- Born: 4 November 1886 Klepp Municipality, Norway
- Died: 5 May 1946 (aged 59) Stavanger, Norway
- Occupations: Journalist and fiction writer

= Theodor Dahl =

Theodor Dahl (4 November 1886 – 5 May 1946) was a Norwegian journalist, short story writer, novelist and poet.

==Personal life==
Dahl was born in Klepp Municipality to watchmaker and schoolteacher Kristian Dahl and Karen Torkildsdotter Engelsvoll. In 1905 he married Ingeborg Pedersen.

==Career==
Dahl was a journalist for the newspaper Stavanger Avis from 1906. He edited Stavanger Morgenblad from 1911 to 1912, worked for Vestlandsposten from 1914 to 1916, and thereafter for Stavangeren.
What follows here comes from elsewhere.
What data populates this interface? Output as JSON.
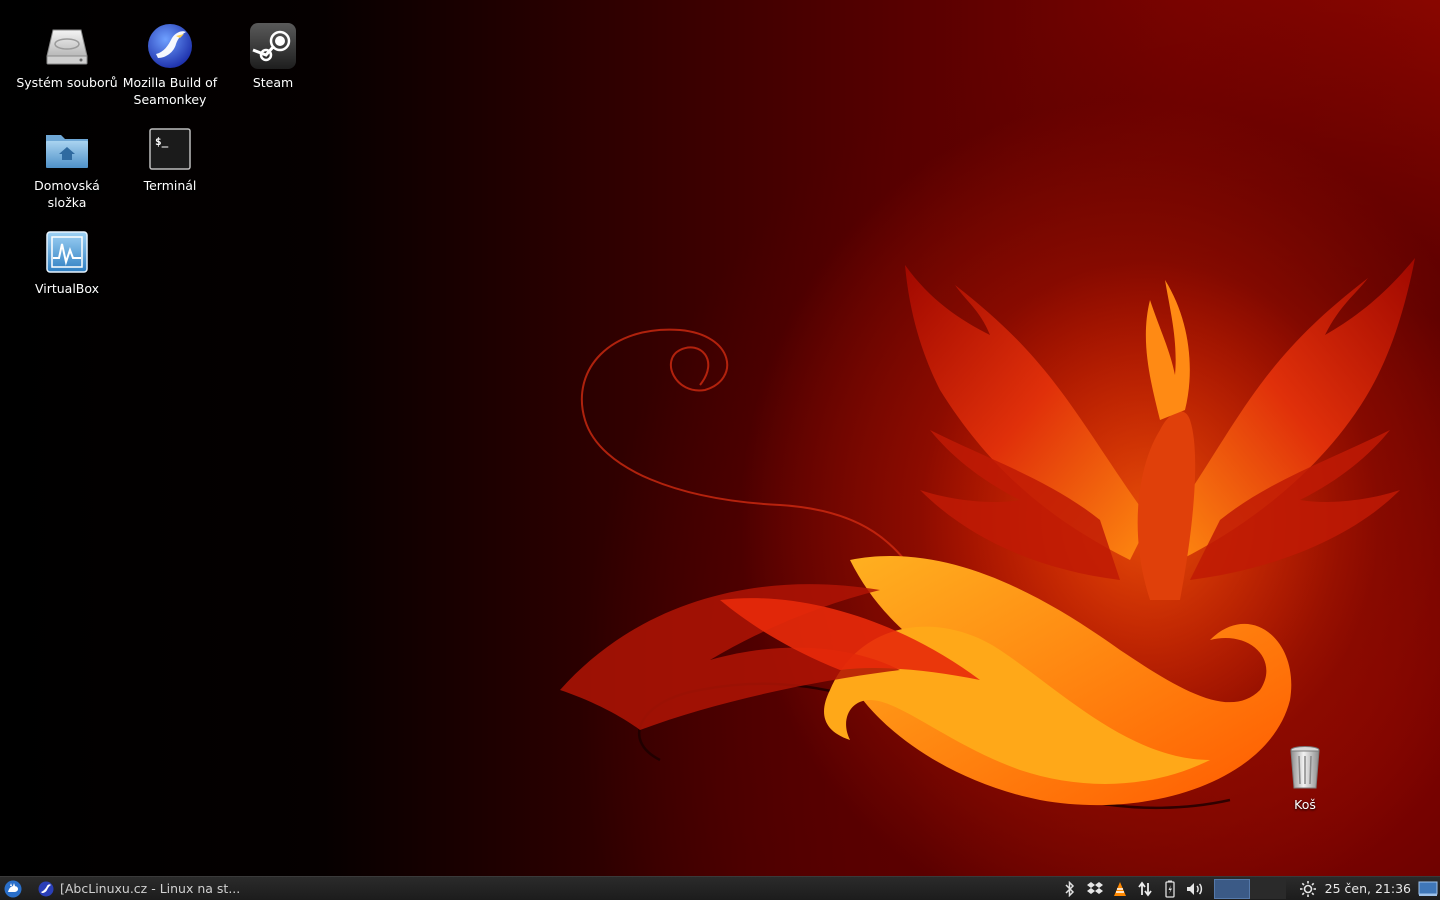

He made his literary debut in 1921 with the story collection Lyngheisfolk. Further books are the novels Hanalandshanen (1922), Manden paa Timpelleitet (1923), Runest-krosset (1927), and Tre lys og to skjebner (1932). In 1938 he published the poetry collection Jeg kranser min jord. He then wrote a number of memoir books, including Under Jærens himmel (1942), Jæren i syn og minne (1943), Til deg du hei (1944), Humor frå hav til hei (1944), and the posthumous Byen og menneskene (1947). Dahl's tales are typically set in Jæren, often depicting the drama and poetry of nature along with folklore and historical elements. Several of his books are illustrated by Henry Imsland.